В самом деле, Платонов уже в 1930-е годы подверг переоценке роль литературы и, соответственно, задачи писателя в социальной практике[333]
. Но, как мы видели, и в начале своей литературной деятельности он считал изменение порядка языка первым шагом к изменению действительности. Но тогда Платонов думал, что литература и искусство имеют дело не с действительностью, а лишь с ее символами, образами и «тенями» на ее поверхности. При этом он отсылал к противопоставлению «поэзии пролетарской эпохи» как организации символов природы и поэзии «после пролетарской эпохи» как организации самой природы, предполагающей ее изменение[334]. Практическое участие в приближении этой последней эпохи человечества, предполагающей конец истории и, соответственно, литературы как «малого дела», направленного на ее завершение, убедило Плато нова в неоправданности таких надежд. Но это не означало отказа от самой цели. Поэтому Платонов вернулся к «малому делу литературы», сосредоточившись на работе с языком как поиске способов его разрушения. Помимо прочего, уточнение упомянутого различия означало изменение в понимании самого языка, который Платонов перестал относить исключительно к «надстройке». Для нашей темы это важно, потому что подразумевает, в частности, открытие Платоновым языка как особой машины, а отнюдь не отказ от его технической интерпретации. Напротив, вместо чисто инструментального понимания технического у зрелого Платонова появилась идея гуманизации машины за счет включения в размышления над техникой антропологической и социальной проблематики[335]. Это расширение контекста действия языка, в свою очередь, уберегло Платонова от того, чтобы язык в его понимании замкнулся на себе самом, и одновременно уточнило смысл автономности языка внутри социального целого как особого рода ремесла или мастерства, ориентированного на радикальное изменение социальной действительности в коммунистической перспективе.Позиция В.А. Подороги
В.А. Подорога в известном тексте начала 1990-х «Евнух души» описал имманентную «произведению» Платонова структуру зрения, существенно определяющую способ чтения его текстов[336]

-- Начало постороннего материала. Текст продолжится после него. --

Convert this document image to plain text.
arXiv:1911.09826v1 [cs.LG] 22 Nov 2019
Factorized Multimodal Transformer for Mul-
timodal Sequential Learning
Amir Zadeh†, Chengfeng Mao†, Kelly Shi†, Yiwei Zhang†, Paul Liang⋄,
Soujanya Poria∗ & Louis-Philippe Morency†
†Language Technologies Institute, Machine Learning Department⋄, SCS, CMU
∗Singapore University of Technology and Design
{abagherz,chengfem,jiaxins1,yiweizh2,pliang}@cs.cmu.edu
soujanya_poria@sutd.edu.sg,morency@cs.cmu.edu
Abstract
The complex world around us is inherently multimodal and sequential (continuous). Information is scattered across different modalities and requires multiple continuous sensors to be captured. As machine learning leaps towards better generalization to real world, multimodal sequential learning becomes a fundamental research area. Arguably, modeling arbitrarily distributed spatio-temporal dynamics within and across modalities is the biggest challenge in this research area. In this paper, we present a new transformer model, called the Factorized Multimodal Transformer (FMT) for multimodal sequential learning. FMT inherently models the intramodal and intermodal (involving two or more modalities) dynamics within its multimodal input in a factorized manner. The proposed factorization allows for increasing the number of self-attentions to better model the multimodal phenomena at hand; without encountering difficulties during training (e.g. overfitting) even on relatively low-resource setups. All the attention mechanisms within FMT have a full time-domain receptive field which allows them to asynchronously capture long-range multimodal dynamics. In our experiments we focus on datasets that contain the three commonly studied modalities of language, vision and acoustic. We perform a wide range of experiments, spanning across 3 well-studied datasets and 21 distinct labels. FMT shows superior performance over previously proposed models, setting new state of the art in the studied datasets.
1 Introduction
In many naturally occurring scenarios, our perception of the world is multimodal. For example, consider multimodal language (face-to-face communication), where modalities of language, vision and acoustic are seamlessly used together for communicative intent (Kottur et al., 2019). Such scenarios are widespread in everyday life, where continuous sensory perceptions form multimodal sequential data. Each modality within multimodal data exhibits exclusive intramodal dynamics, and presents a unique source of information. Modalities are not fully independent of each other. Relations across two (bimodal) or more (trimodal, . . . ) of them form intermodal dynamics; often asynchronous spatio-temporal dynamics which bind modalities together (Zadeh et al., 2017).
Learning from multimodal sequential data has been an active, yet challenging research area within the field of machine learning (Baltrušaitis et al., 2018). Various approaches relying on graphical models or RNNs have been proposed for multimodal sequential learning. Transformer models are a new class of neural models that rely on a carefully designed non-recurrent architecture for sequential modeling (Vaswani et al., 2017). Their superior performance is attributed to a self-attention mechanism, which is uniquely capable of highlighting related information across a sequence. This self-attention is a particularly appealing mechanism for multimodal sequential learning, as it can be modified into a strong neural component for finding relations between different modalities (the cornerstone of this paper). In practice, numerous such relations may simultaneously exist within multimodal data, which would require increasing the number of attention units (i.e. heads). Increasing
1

. В частности, позиция «внеотносительного наблюдения» у раннего Платонова описывается здесь в сравнении с Гоголем, Вертовым и Филоновым как рефлексия материи на саму себя:«Глаз Вия обращается на самого себя, он уходит в саму материю, которая его породила для того, чтобы создать образ самой материи. Это как бы саморефлексия нечеловеческого взгляда. Машина видит, машина-глаз. Что же касается глаза (“расширенного, раскрытого настежь”), то его функции полностью передаются идеологемам монтажа, движимым чистыми энергиями природных, материальных стихий. Глаз Вия, обращенный на себя, интервализует материю, разрывая ее органические сцепления, подчиненные органической оптике человека. И этот глаз, вновь после Гоголя возрождаемый, чтобы быть глазом самой материи, должен быть абсолютно свободен: он видит без плана, предварительного расчета и общей цели, это мгновенный взгляд, делающий глубокие надрезы на поверхности видимого, материального потока, освобождающий невидимые силы материи»[337]
.В применении к «языку Платонова» подобный подход выглядит как открытие в материи языка саморефлексивной (или «машинной») структуры, избегающей таким образом натурализма и психологизма, связанных с позицией внешнего субъекта.
Правда, Подорога усматривает здесь действие только особой «машины зрения», производящей эффекты опустошения как расширения зоны фундаментальной абсурдности бытия[338]
. Исследователь связывает переход Платонова от ранней позиции «объективного внеотносительного наблюдения» к точке зрения «евнуха души» с отказом писателя от чересчур оптимистичного социально-технического проекта, замешенного на субъективистских позициях воли к власти над природой и миром. Подорога выводит принцип машинности платоновского зрения из его личной психобиографической травмы (связанной с катастрофой середины 1920-х годов) и предлагает интерпретировать в терминах психо– и шизоанализа.